Personal data protection, case I OSK 1079/10
February 5th, 2010, Tomasz RychlickiAccording to lawyers representing the singer Maryla Rodowicz, on the forum of one of the Polish portal websites appeared entries with the content which allegedly violated her personal rights (interests). The lawyers requested the owner to reveal IP addresses of users who posted these entries. The administrator of the portal website deleted the disputed entries but did not reveal any of the IP addresses. Lawyers filed a request to the Inspector General for Personal Data Protection (GIODO), who ordered the portal to disclose IPs on the grounds that these numbers are personal data. The owner of the portal again refused. The case went to the Voivodeship Administrative Court (VAC) in Warsaw, which in a judgment of 3 February 2010, case file II SA/Wa 1598/09 upheld the decision of the GIODO. The company who owns the portal may file a cassation to the Supreme Administrative Court (SAC).
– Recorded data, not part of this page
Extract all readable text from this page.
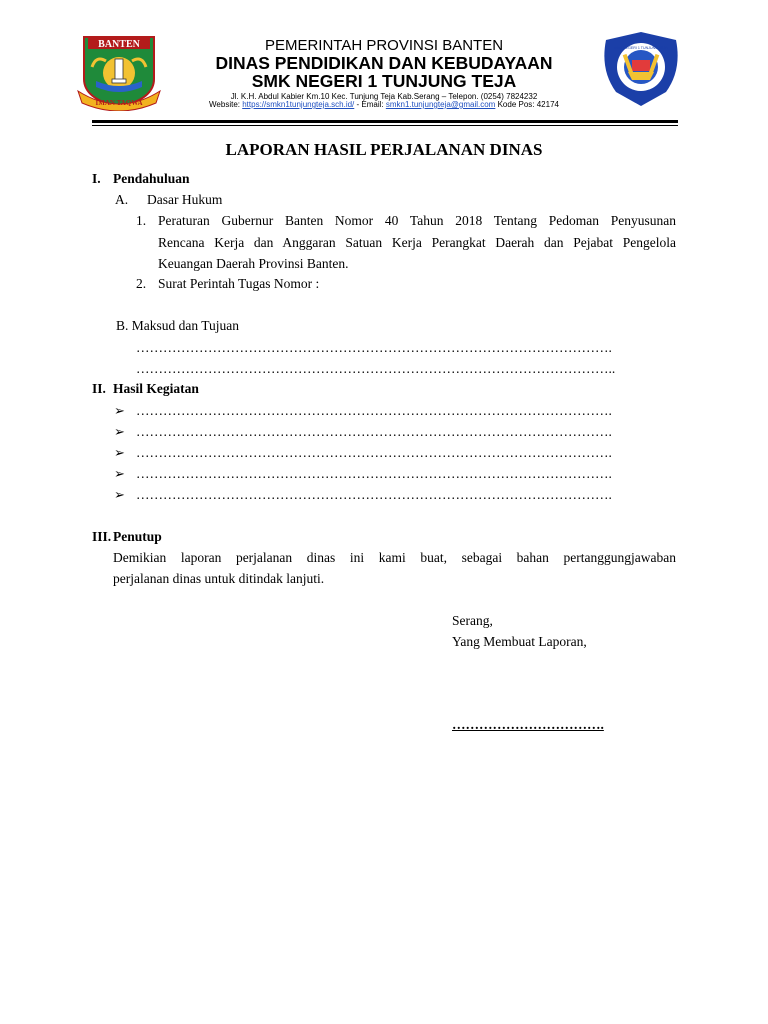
BANTEN
IMAN TAQWA
SMK NEGERI 1 TUNJUNG TEJA
PEMERINTAH PROVINSI BANTEN
DINAS PENDIDIKAN DAN KEBUDAYAAN
SMK NEGERI 1 TUNJUNG TEJA
Jl. K.H. Abdul Kabier Km.10 Kec. Tunjung Teja Kab.Serang – Telepon. (0254) 7824232
Website: https://smkn1tunjungteja.sch.id/ - Email: smkn1.tunjungteja@gmail.com Kode Pos: 42174
LAPORAN HASIL PERJALANAN DINAS
I. Pendahuluan
A. Dasar Hukum
1. Peraturan Gubernur Banten Nomor 40 Tahun 2018 Tentang Pedoman Penyusunan
Rencana Kerja dan Anggaran Satuan Kerja Perangkat Daerah dan Pejabat Pengelola
Keuangan Daerah Provinsi Banten.
2. Surat Perintah Tugas Nomor :
B. Maksud dan Tujuan
…………………………………………………………………………………………….
……………………………………………………………………………………………..
II. Hasil Kegiatan
➢ …………………………………………………………………………………………….
➢ …………………………………………………………………………………………….
➢ …………………………………………………………………………………………….
➢ …………………………………………………………………………………………….
➢ …………………………………………………………………………………………….
III. Penutup
Demikian laporan perjalanan dinas ini kami buat, sebagai bahan pertanggungjawaban
perjalanan dinas untuk ditindak lanjuti.
Serang,
Yang Membuat Laporan,
…………………………….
The VAC judgment provides the interpretation that IP address is a personal data, in accordance with the statutory definition included in article 6 of the Polish Act of 29 August 1997 on the Protection of Personal Data – PPD – (in Polish: Ustawa o ochronie danych osobowych), Journal of Laws (Dziennik Ustaw) of October 29, 1997, No. 133, item 883, unified text published in Journal of Laws (Dziennik Ustaw) of July 6, 2002, No. 101, item 926, with later amendments.
Article 6
1. Within the meaning of the Act personal data shall mean any information relating to an identified or identifiable natural person.
2. An identifiable person is the one who can be identified, directly or indirectly, in particular by reference to an identification number or to one or more factors specific to his/her physical, physiological, mental, economic, cultural or social identity.
3. A piece of information shall not be regarded as identifying where the identification requires an unreasonable amount of time, cost and manpower.
The VAC also noted that the IP address is personal data if it is permanently assigned to the specified device, and that device is used or operated by a specified entity. This dependence makes certain, in given situations, that there is the possibility of identifying such entity. The Court said that it is true that the IP address itself is not sufficient to identify a person who use it, but together with other information a person can be identified. Grupa o2, the owner of a portal website filed a cassation complaint.
The Supreme Administrative Court in its judgment of 19 May 2011 case file I OSK 1079/10 dismissed the complaint and decided that information on the date and contents of the posts that are correlated with IP addresses, allows for unambiguous determination of identity of persons who have violated someone’s personal interests.
There was another court’s decision with regard to the aforementioned case and the disclosure of IP addresses. See “Telecommunications law, case I OSK 1079/10“. The U.S. courts and judges have quite different views on this issue. Read for example Johnson v. Microsoft Corp., 2009 WL 1794400 (W.D. Wash. June 23, 2009).